The report said that a major portion (3,40,091 kanals) has been categorised as 'agricultural' and hence transferred free of cost in violation of this section of the Act.

It was observed that only Rs 76.24 crore (24 per cent) reportedly realized against a demand of Rs 317.54 crore raised by the end of March 2013 in the actual transfer of 3,48,160 kanals in the state, CAG said.

"The Balance is residential use (6949 kanals), commercial use (990 kanals) and institutional use (130 kanals). In 547 cases covering revenue of 31.53 per cent (Rs 100.12 crore out of Rs 317.54 crore) of the total transfers approved in the state and 0.19 per cent of land i.E. 666 kanals out of 3,48,160 kanals of land, the statutory committees had fixed the price at Rs 325.39 crore at an average rate of Rs 48.86 lakh per kanal (before allowing rebates and incentives)," it said.

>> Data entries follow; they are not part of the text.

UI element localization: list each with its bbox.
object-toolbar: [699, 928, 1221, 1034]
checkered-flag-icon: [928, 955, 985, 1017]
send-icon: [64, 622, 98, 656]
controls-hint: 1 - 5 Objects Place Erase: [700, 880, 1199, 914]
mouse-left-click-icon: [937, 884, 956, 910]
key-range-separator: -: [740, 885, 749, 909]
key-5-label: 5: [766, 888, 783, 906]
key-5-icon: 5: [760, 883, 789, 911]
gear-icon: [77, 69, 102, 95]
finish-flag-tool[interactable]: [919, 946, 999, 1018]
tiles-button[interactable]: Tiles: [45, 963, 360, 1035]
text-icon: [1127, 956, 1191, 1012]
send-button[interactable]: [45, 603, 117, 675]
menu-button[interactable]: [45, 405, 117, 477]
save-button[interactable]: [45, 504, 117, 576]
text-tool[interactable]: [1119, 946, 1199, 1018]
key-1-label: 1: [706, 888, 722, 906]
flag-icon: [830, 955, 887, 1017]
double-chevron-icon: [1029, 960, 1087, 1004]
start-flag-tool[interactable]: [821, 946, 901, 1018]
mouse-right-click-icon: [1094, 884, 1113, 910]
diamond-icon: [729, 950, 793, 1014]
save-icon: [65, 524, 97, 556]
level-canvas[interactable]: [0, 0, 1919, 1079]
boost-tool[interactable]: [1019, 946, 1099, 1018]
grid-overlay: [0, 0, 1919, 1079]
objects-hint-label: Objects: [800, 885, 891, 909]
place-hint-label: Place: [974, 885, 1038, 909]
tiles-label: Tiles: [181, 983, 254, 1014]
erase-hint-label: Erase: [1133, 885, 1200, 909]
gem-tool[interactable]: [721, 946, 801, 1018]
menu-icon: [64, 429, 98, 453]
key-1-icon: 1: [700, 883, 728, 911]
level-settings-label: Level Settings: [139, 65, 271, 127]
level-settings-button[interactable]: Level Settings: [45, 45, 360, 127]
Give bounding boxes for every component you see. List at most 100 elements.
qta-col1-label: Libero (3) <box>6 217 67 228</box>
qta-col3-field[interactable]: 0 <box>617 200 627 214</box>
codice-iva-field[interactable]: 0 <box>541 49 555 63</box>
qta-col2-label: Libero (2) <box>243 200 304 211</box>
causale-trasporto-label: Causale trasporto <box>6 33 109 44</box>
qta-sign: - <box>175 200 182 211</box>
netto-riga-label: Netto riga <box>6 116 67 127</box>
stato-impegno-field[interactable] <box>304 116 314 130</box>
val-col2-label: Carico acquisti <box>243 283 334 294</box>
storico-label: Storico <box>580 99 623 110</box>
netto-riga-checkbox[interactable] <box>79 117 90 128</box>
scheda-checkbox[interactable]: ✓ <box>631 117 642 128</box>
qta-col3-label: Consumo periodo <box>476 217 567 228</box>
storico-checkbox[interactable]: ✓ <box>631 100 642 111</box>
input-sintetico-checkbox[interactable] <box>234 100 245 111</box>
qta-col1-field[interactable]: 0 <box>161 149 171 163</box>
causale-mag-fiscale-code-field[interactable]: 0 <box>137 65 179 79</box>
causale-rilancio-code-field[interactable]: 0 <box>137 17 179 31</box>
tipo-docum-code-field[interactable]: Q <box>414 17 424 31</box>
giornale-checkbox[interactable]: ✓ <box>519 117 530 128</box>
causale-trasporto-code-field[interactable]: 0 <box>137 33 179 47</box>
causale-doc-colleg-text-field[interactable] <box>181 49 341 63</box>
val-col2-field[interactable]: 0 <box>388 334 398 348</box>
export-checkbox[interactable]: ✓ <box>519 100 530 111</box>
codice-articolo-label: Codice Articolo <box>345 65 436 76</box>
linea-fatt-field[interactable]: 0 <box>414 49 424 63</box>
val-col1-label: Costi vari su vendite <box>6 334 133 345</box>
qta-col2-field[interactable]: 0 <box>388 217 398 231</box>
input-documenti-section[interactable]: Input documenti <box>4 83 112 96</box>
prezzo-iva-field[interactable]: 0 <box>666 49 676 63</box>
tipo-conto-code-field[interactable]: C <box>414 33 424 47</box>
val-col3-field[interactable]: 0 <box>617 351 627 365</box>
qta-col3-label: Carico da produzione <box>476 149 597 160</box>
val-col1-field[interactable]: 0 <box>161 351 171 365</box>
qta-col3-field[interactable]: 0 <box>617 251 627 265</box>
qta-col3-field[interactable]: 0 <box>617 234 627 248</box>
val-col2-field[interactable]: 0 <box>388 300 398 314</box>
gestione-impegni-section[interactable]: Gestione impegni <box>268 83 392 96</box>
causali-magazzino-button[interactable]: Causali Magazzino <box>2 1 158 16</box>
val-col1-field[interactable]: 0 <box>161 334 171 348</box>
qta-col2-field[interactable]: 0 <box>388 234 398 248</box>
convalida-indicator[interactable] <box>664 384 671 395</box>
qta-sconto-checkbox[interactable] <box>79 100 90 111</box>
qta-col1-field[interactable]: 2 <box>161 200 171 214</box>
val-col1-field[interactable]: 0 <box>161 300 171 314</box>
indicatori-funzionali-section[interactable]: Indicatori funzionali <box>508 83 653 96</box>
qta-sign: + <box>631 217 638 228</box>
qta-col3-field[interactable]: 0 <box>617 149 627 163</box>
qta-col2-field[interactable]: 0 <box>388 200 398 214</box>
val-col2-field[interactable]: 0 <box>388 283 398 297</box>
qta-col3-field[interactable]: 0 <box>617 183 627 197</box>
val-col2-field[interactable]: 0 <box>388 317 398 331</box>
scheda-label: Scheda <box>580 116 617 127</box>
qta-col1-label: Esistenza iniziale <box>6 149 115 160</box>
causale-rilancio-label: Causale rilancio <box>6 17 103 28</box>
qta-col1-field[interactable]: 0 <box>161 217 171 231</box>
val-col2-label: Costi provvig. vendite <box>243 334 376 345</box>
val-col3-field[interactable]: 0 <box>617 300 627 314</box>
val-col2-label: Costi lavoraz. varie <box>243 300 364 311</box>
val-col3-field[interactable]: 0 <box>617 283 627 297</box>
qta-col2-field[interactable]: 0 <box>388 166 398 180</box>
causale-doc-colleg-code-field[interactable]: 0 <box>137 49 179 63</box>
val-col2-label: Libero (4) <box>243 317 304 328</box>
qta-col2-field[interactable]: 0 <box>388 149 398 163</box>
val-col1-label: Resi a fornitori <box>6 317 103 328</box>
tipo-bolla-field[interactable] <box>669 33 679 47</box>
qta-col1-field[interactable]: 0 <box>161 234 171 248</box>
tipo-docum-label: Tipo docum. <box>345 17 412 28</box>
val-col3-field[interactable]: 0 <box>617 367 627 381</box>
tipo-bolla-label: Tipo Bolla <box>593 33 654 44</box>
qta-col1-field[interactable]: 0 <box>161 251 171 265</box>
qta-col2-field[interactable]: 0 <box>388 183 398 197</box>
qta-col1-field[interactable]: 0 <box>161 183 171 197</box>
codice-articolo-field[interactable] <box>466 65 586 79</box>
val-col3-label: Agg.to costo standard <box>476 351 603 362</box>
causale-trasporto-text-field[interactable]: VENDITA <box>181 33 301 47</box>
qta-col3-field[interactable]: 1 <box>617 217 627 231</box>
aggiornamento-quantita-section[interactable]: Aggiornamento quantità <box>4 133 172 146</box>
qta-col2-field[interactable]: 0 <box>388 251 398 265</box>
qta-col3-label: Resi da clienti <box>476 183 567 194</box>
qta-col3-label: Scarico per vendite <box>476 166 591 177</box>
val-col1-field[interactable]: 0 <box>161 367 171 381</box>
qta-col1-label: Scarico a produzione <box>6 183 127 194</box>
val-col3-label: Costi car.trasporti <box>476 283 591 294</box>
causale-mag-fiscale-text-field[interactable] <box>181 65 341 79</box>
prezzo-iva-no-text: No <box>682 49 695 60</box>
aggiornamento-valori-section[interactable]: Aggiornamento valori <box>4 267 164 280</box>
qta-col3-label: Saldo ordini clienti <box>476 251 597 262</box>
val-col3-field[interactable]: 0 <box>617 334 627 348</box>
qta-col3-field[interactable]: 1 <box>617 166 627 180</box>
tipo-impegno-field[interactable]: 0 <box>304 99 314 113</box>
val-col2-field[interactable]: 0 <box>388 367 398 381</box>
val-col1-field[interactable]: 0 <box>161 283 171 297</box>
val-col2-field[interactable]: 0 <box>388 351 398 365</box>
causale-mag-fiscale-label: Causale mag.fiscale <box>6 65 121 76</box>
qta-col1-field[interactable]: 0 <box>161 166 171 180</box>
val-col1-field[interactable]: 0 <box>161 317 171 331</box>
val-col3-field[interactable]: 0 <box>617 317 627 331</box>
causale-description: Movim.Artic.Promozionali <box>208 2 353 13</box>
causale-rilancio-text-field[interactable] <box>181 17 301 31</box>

The CAG observed that after allowing the discounts over the land price fixed by the statutory committees, the applicants were asked to pay only Rs 100.12 crore.

Thus, there was a loss of Rs 225.26 crore to the state exchequer, further, after transfer of 3,48,160 kanals under the Act, new encroachments are continuing unabated as area of public lands under encroachment was 20,46,436 kanals in March 2013 as against 20,64,972 kanals in November 2006, it said.

The government had notified rules on 25 August, 2005, and later amended on November 23, 2006 and March 5, 2007.

The objective of the Roshini Act was to generate funds to finance power projects in the state by granting ownership on state lands at market value to such permanent residents (natural persons or companies, fulfilling conditions under governing law) of the state of JK, who were authorised occupants (lease/grant holders) or unauthorised occupants of state lands on a particular date and public auction of vacant state lands.

"Roshni Act is a special type of legislation concerning rights of permanent residents of the state requiring 2/3rd majority of total membership of each House of the Legislature under Article 9(b) of the Constitution of J&K. The Act provided that the rules were not required to be approved by the Legislature," CAG report said.

Hence, the authorisation to the government to make rules 'for carrying into effect the purposes of this Act' cast a special responsibility of due diligence on the government in making the rules. Audit found that the rules made by the government contained provisions that were contrary to the scope and objectives of the Act and hence irregular, it observed.